Alejandro Roca Arroyo [email protected]
Main Supervisor email: [email protected]
The number of different epigenetic landscapes for a genome may be inestimable, but we can find correlations between specific epigenetic modifications which are typically associated in concrete functions and development states. In such a way, we reduce the dimensionality of the problem making it easier to draw conclusions from the analysis of the epigenetic modifications, as well as being able to use the smaller set of correlated modifications (or "signatures") as input for predictive modelling or supervised machine learning analysis.

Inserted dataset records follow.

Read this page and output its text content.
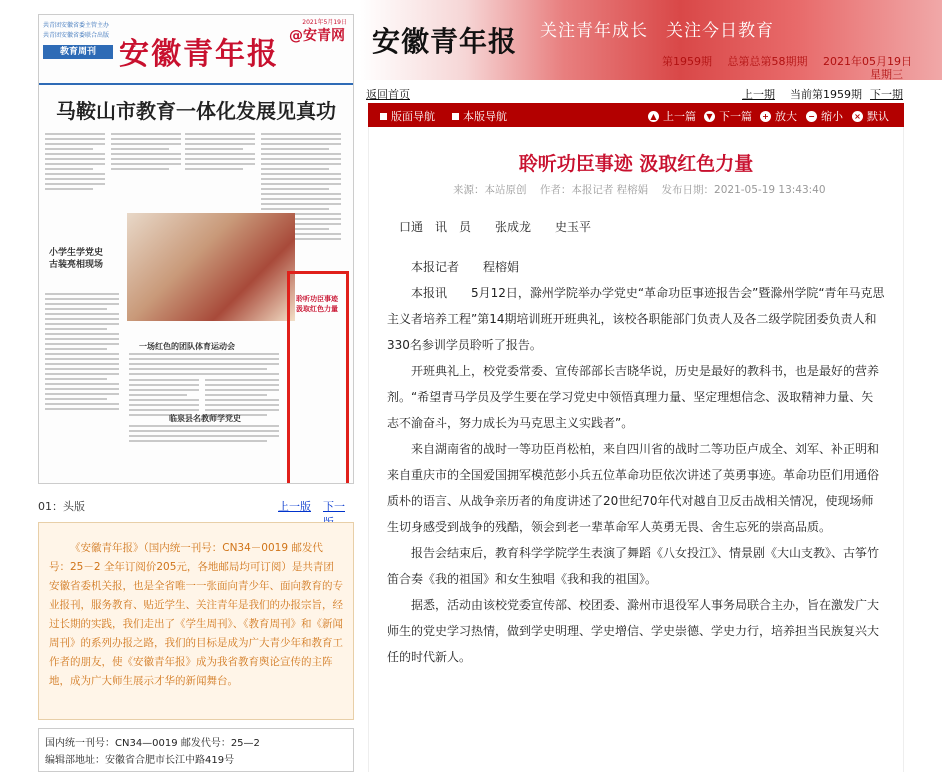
共青团安徽省委主管主办
共青团安徽省委联合出版
教育周刊 安徽青年报
2021年5月19日
@安青网
马鞍山市教育一体化发展见真功
小学生学党史
古装亮相现场
一场红色的团队体育运动会
临泉县名教师学党史
聆听功臣事迹
汲取红色力量
01：头版	上一版 下一
《安徽青年报》（国内统一刊号：CN34－0019 邮发代号：25－2 全年订阅价205元，各地邮局均可订阅）是共青团安徽省委机关报，也是全省唯一一张面向青少年、面向教育的专业报刊，服务教育、贴近学生、关注青年是我们的办报宗旨，经过长期的实践，我们走出了《学生周刊》、《教育周刊》和《新闻周刊》的系列办报之路，我们的目标是成为广大青少年和教育工作者的朋友，使《安徽青年报》成为我省教育舆论宣传的主阵地，成为广大师生展示才华的新闻舞台。
国内统一刊号：CN34—0019 邮发代号：25—2
编辑部地址：安徽省合肥市长江中路419号
安徽青年报 关注青年成长　关注今日教育
第1959期 总第总第58期期 2021年05月19日
星期三
返回首页	上一期 当前第1959期 下一期
版面导航	本版导航	▲ 上一篇	▼ 下一篇 + 放大 − 缩小 × 默认
聆听功臣事迹 汲取红色力量
来源：本站原创 作者：本报记者 程榕娟 发布日期：2021-05-19 13:43:40

口通　讯　员　　张成龙　　史玉平

本报记者　　程榕娟

本报讯　　5月12日，滁州学院举办学党史“革命功臣事迹报告会”暨滁州学院“青年马克思主义者培养工程”第14期培训班开班典礼，该校各职能部门负责人及各二级学院团委负责人和330名参训学员聆听了报告。

开班典礼上，校党委常委、宣传部部长吉晓华说，历史是最好的教科书，也是最好的营养剂。“希望青马学员及学生要在学习党史中领悟真理力量、坚定理想信念、汲取精神力量、矢志不渝奋斗，努力成长为马克思主义实践者”。

来自湖南省的战时一等功臣肖松柏，来自四川省的战时二等功臣卢成全、刘军、补正明和来自重庆市的全国爱国拥军模范彭小兵五位革命功臣依次讲述了英勇事迹。革命功臣们用通俗质朴的语言、从战争亲历者的角度讲述了20世纪70年代对越自卫反击战相关情况，使现场师生切身感受到战争的残酷，领会到老一辈革命军人英勇无畏、舍生忘死的崇高品质。

报告会结束后，教育科学学院学生表演了舞蹈《八女投江》、情景剧《大山支教》、古筝竹笛合奏《我的祖国》和女生独唱《我和我的祖国》。

据悉，活动由该校党委宣传部、校团委、滁州市退役军人事务局联合主办，旨在激发广大师生的党史学习热情，做到学史明理、学史增信、学史崇德、学史力行，培养担当民族复兴大任的时代新人。
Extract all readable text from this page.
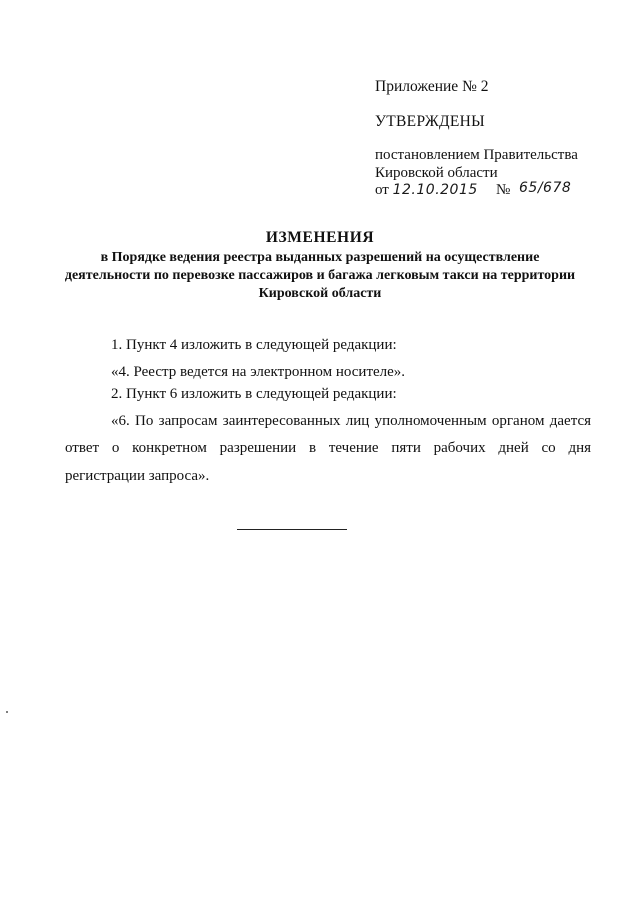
Приложение № 2
УТВЕРЖДЕНЫ
постановлением Правительства
Кировской области
от 12.10.2015 № 65/678
ИЗМЕНЕНИЯ
в Порядке ведения реестра выданных разрешений на осуществление деятельности по перевозке пассажиров и багажа легковым такси на территории Кировской области
1. Пункт 4 изложить в следующей редакции:
«4. Реестр ведется на электронном носителе».
2. Пункт 6 изложить в следующей редакции:
«6. По запросам заинтересованных лиц уполномоченным органом дается
ответ о конкретном разрешении в течение пяти рабочих дней со дня
регистрации запроса».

Non-negative Matrix Factorization (NMF) reveals as an ideal method for the task of finding combinatorial patterns of epigenetic modifications. We can then study the state of each epigenetic modification type in the defined loci of the tissue. From this information we would obtain the different epigenetic signatures which we will use for association and simulation analysis.
Learning goals: A brief and clear presentation of what the student should be able do to after the project. Formulated as 3-5 items, e.g.:
- The student should be able to implement methods in a pipeline capable of processing raw data into useable data.
- The student should be able to implement scripts for mapping epigenetic modifications into a genome.
- The student should be able to discuss about epigenetic modifications and their effect in gene expression.
- The student should be able to identify combinatorial associations between epigenetic marks based on ChIP-seq data.
- The student should be able to describe the identified association by the use of plots and summary statistics.
- The student should be able to use machine learning approach in order to predict future data.